We like to think that political violence is un-American, but as Matthew Dallek and Robert Dallek remind us in their July 16, 2024 guest essay in the New York Times, four of our 45 presidents have been murdered, and in the 20th century alone, there were at least six serious failed attempts on the lives of presidents and one on a former president. We have the dubious distinction of leading Canada, Japan, Britain, and Germany in assassination attempts on heads of government.

It would not be an exaggeration to say that we live in a culture of violence. Words did not create this culture, but when our leading politicians use violent political rhetoric, they influence predisposed individuals to violent behavior and loosen societal norms to permit the expression and, in some cases, the acting out of hateful attitudes. But psychologists know that if words can hurt, they can also heal. We rely on this simple truth every time we sit down with a patient to listen to their story and respond with words of affirmation and challenge.
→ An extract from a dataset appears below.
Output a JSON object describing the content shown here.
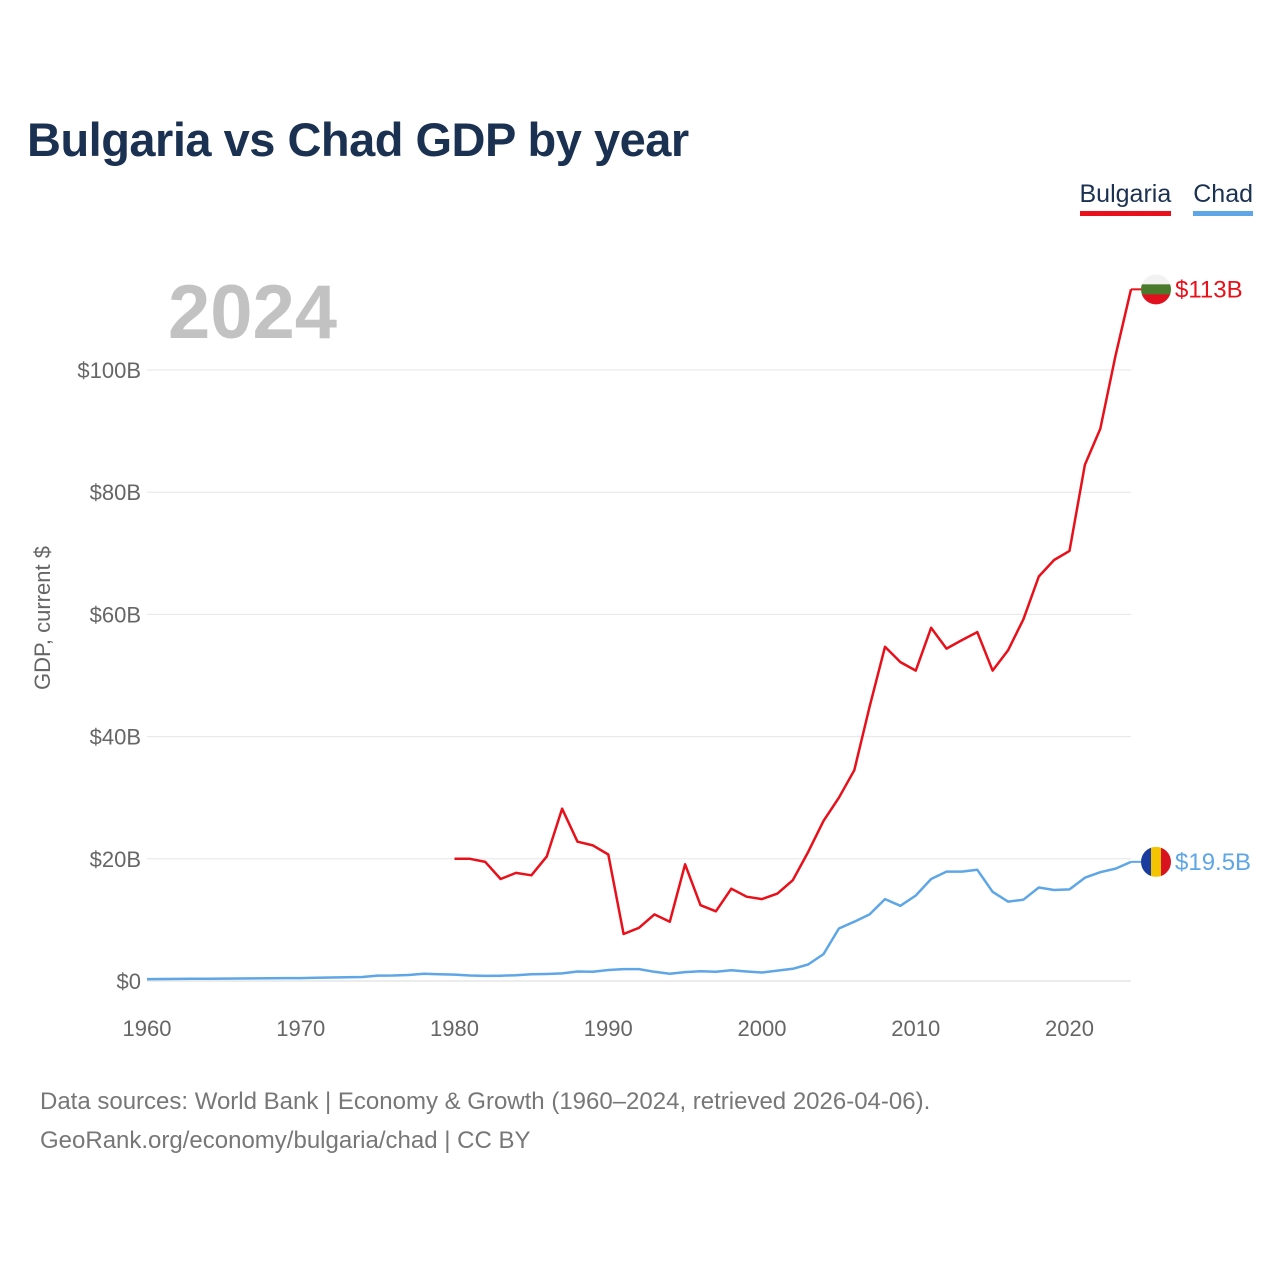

If words can influence individuals to change in the therapy room, they can also influence change on the campaign trail. Rachel Kleinfeld, writing in the October 2021 issue of the Journal of Democracy, cited experiments using words from Mr. Trump and President Biden showing that “leaders’ rhetoric has the power to de-escalate and deter violence if they are willing to speak against their own side.” Not only must leaders speak against their confederates, but they must also set an example and refrain from violent speech of their own. These are important qualifications, and some political observers say that in our current climate, some candidates for office are unlikely to do so.

As psychologists, we are well equipped to understand the power of words to hurt or to heal, and when leaders use words as weapons instead of as tools for rational discussion and debate, we understand the danger. Leadership is a matter of influence, and there are few places where the sphere of influence looms larger than on the grand political stage. Yet there is a sense in which we are all leaders, each of us having the power to influence one another by our words and actions and to judge for ourselves the impact of how our would-be leaders use their words. As citizens, we can eschew violence in our own speech and actions, recognize it in the speech and actions of our political candidates and cast our votes for leaders who use their words not to hurt but to persuade, inspire and heal.